Der Weg zurück in die Weltspitze endete für den Hamburger mit einer K.o.-Niederlage gegen den Bulgaren Pulev. Dimitrenko verfiel in alte Muster.

Erfurt. Der Abend, der für Alexander Dimitrenko die Rückkehr in die Weltspitze des Schwergewichtsboxens markieren sollte, endete für den 29 Jahre alten Hamburger im Krankenhaus. Die Cutverletzungen über beiden Augen, die er bei seiner K.-o.-Niederlage in Runde elf gegen den Bulgaren Kubrat Pulev erlitten hatte, forderten intensive Versorgung, und so konnte Dimitrenko dem neuen Europameister auf der Pressekonferenz nicht die Hand schütteln. Was es zu sagen gab, das hatte er jedoch bereits im Ring gesagt. „Mir ist das Blut ins Auge geströmt, deshalb konnte ich die Hände meines Gegners nicht sehen und habe harte Treffer kassiert. Kubrats Sieg geht in Ordnung, ich wünsche ihm alles Gute“, rief er ins Mikrofon, bevor er sich zu einer Ehrenrunde anschickte und sich mit erhobenen Fäusten von den rund 6000 Zuschauern feiern ließ.

Wofür, das bleibt Dimitrenkos Geheimnis, denn an der zweiten Niederlage seiner Karriere trug der in der Ukraine geborene Hüne selbst die meiste Schuld. Warum ein zwei Meter großer und 116 Kilogramm schwerer Mann sechsmal fast ohne Berührung derart zu Boden gehen muss, dass er in jedem englischen Fußballstadion lautstark ausgebuht werden würde, ist unersichtlich.

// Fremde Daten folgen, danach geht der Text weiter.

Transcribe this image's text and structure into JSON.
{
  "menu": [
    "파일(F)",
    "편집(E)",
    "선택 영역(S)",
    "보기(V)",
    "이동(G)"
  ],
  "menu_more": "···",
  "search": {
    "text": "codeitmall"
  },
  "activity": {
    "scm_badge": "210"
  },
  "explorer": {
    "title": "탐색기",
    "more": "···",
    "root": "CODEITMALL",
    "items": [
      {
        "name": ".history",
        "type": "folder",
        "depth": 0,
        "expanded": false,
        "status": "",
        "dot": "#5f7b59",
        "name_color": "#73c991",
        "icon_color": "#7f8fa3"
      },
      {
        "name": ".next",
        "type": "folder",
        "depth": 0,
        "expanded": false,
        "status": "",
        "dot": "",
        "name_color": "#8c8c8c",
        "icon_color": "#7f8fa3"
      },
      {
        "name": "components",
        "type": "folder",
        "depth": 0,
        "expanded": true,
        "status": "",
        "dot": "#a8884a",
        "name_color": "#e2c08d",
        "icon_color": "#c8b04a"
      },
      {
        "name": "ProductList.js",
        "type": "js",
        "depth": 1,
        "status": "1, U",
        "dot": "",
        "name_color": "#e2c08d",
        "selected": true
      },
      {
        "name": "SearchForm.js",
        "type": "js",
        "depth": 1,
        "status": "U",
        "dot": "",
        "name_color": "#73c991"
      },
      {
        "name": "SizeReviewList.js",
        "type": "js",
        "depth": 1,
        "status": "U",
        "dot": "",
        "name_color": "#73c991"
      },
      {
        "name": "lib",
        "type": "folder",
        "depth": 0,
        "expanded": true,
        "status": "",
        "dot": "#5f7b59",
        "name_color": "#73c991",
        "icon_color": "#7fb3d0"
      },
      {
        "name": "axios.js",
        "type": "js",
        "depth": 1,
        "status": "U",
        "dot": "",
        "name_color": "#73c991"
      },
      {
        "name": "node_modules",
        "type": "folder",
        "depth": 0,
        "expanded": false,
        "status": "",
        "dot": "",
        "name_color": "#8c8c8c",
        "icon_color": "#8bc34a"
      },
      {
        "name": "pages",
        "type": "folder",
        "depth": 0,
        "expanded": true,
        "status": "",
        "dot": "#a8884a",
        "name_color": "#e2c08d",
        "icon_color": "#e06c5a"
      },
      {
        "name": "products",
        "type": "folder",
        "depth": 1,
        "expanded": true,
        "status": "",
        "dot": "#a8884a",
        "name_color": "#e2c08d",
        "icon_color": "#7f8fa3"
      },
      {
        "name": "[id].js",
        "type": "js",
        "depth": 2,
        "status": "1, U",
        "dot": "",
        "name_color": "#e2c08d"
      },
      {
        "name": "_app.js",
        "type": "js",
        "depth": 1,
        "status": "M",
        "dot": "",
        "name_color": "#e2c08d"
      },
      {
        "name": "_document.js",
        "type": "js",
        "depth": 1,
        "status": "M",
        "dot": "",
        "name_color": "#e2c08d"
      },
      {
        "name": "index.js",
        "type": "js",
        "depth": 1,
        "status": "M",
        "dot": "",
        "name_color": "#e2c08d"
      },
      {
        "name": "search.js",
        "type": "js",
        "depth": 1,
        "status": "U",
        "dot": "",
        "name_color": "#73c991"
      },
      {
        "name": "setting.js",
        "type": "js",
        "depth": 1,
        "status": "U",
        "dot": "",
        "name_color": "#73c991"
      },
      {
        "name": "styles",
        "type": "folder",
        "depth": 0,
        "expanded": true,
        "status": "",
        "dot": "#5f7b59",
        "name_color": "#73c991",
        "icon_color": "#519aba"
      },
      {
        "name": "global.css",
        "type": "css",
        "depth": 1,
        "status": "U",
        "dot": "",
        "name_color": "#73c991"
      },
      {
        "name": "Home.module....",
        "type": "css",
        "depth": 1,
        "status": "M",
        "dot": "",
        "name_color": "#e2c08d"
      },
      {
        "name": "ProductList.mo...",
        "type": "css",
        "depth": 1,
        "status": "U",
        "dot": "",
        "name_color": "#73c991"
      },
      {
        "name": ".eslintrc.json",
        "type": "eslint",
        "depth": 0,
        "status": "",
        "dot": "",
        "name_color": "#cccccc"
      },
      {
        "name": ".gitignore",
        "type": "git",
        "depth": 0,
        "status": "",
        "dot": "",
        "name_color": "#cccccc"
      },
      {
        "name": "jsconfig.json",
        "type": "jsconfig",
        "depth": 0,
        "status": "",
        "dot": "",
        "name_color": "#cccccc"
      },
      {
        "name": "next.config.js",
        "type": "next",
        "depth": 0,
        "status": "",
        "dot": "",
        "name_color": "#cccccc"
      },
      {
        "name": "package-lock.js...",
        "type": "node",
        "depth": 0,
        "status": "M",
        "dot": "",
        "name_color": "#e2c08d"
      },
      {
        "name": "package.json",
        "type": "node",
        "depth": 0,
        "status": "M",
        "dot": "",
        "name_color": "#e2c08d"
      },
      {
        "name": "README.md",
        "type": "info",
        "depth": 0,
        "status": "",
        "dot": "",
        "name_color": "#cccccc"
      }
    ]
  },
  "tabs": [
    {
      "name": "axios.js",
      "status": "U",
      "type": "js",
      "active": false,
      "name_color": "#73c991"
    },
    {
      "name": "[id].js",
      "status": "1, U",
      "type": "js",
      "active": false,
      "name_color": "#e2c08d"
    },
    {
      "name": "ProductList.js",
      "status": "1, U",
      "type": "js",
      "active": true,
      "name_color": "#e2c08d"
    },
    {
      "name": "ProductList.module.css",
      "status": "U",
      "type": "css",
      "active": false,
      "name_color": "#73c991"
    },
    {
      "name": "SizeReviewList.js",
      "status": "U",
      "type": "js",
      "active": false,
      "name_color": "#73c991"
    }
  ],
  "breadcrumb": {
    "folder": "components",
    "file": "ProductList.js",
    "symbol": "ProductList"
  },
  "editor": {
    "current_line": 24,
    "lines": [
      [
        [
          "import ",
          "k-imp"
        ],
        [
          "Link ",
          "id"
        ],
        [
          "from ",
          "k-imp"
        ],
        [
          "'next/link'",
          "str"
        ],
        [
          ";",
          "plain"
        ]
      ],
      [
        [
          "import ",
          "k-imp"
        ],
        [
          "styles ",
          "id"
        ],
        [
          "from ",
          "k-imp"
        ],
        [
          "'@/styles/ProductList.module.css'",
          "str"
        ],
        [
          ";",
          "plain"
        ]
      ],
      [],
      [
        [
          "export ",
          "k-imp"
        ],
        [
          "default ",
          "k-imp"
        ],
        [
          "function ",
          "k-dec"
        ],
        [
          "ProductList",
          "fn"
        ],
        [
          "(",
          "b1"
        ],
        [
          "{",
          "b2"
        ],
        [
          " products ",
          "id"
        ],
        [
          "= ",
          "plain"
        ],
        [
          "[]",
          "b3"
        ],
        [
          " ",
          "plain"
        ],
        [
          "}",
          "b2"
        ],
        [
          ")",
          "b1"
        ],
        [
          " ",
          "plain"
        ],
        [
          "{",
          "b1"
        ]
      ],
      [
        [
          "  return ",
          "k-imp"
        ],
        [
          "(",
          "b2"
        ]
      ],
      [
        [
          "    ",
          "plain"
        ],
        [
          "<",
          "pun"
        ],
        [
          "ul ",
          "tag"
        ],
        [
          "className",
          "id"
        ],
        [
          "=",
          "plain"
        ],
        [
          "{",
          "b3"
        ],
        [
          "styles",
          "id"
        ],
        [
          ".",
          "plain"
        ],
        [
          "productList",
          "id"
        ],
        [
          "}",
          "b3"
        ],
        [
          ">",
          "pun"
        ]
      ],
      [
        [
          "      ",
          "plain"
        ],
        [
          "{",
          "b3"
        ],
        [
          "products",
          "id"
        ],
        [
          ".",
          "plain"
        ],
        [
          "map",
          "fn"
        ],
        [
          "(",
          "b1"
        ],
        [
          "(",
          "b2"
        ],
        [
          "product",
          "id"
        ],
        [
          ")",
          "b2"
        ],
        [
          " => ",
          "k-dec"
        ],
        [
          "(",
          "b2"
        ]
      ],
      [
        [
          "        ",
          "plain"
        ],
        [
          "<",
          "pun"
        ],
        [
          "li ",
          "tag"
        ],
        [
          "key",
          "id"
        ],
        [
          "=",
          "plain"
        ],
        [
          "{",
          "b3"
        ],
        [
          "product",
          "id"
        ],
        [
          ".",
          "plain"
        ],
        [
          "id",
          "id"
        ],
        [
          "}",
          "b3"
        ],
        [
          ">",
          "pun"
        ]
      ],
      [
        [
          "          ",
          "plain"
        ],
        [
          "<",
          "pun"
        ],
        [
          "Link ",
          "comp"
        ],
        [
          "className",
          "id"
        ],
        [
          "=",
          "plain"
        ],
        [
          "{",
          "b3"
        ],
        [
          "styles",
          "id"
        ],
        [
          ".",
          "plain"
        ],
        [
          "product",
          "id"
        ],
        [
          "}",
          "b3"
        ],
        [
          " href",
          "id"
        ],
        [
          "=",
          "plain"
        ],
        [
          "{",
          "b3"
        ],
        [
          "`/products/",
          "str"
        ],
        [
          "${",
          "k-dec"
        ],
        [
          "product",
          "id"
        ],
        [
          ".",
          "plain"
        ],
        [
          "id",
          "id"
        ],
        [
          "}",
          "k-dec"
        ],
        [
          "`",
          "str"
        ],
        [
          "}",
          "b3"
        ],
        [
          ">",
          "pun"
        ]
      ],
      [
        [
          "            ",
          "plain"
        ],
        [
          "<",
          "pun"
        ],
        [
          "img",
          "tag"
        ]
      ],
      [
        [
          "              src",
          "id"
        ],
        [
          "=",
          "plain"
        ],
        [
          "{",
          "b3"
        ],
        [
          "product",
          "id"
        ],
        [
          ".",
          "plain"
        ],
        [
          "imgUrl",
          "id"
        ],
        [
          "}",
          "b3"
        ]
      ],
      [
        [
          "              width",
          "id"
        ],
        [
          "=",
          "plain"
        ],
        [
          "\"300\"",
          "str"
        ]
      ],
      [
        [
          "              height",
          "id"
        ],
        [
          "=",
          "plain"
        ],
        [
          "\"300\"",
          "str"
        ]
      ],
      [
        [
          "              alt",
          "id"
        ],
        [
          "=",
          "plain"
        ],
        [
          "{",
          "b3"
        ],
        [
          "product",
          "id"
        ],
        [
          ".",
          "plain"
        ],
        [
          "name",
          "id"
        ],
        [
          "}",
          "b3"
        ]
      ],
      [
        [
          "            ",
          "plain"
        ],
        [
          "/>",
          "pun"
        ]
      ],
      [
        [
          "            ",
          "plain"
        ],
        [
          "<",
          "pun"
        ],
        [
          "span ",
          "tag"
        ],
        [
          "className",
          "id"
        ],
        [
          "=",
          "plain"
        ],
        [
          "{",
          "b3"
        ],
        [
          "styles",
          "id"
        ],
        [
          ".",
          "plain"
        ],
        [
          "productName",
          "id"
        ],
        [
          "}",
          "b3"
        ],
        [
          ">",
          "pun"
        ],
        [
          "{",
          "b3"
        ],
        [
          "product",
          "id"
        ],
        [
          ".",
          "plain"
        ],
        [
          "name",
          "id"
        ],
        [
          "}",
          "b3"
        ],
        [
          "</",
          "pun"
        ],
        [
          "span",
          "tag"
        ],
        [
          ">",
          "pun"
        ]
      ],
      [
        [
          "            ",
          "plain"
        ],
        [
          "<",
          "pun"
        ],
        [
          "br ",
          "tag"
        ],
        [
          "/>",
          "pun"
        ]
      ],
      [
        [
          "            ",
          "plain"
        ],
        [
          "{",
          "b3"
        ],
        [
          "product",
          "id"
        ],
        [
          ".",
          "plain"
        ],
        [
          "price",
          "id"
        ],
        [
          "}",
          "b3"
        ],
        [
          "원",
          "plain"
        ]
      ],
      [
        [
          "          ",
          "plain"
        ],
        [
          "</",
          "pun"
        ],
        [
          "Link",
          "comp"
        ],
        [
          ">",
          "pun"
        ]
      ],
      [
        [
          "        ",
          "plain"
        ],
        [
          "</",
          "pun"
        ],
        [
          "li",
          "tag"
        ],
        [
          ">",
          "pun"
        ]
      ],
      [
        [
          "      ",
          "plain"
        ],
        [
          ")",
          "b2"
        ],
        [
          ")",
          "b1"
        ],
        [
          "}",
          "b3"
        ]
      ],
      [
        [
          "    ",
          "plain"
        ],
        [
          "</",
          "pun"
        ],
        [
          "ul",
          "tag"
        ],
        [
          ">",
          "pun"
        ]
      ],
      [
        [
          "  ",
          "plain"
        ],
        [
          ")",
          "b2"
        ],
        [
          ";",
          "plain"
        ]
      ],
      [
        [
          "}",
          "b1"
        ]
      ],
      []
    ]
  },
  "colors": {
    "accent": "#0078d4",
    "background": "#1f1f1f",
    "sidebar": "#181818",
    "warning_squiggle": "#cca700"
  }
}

Dass Dimitrenko es immer noch nicht verstanden hat, sein ständiges Lamentieren mit dem Ringrichter und Abdrehen in kritischen Situationen einzustellen, ist unerfreulich. Doch nahezu unbegreiflich ist, dass er sich klein machte und so dem sechs Zentimeter kleineren Pulev seinen Kopf als Trefferfläche präsentierte, anstatt stabil zu stehen und den Bulgaren an seiner Führhand verhungern zu lassen, so wie es die Klitschko-Brüder tun.

Immer, wenn er dies tat, war Dimitrenko überlegen, dann gelangen ihm schöne Trefferserien. Doch allzu oft verfiel er in alte Fehler, und als in der elften Runde eine Gerade Pulevs sein Kinn touchierte, nutzte er die Gelegenheit und ließ sich von Ringrichter Guido Cavallieri aus Italien auszählen. „Das war sicher kein K.-o.-Schlag. Dimitrenko war müde und hat sich vor einem schweren Knock-out geschützt“, sagte Pulevs Promoter Wilfried Sauerland.

Vor dem Kampf hatte der Berliner Stall für den Fall eines Sieges Interesse an einer Verpflichtung Dimitrenkos angemeldet. Dieser hatte seinen im September auslaufenden Vertrag beim Universum-Stall Anfang des Jahres fristlos gekündigt. Nun wird ihm wohl nur der Schritt in die Selbstständigkeit bleiben. Schon vor dem Pulev-Kampf hatte er in Eigenregie mit dem Briten Scott Welch einen neuen Coach verpflichtet und sich mit diesem und seinem Team in Aschaffenburg vorbereitet. Welche Optionen dem für seine hohen Börsenforderungen berüchtigten Juristen jetzt bleiben, muss abgewartet werden. Einen WM-Kampf mit einem der Klitschko-Brüder sollte er aus Rücksicht auf seine Gesundheit schnell vergessen.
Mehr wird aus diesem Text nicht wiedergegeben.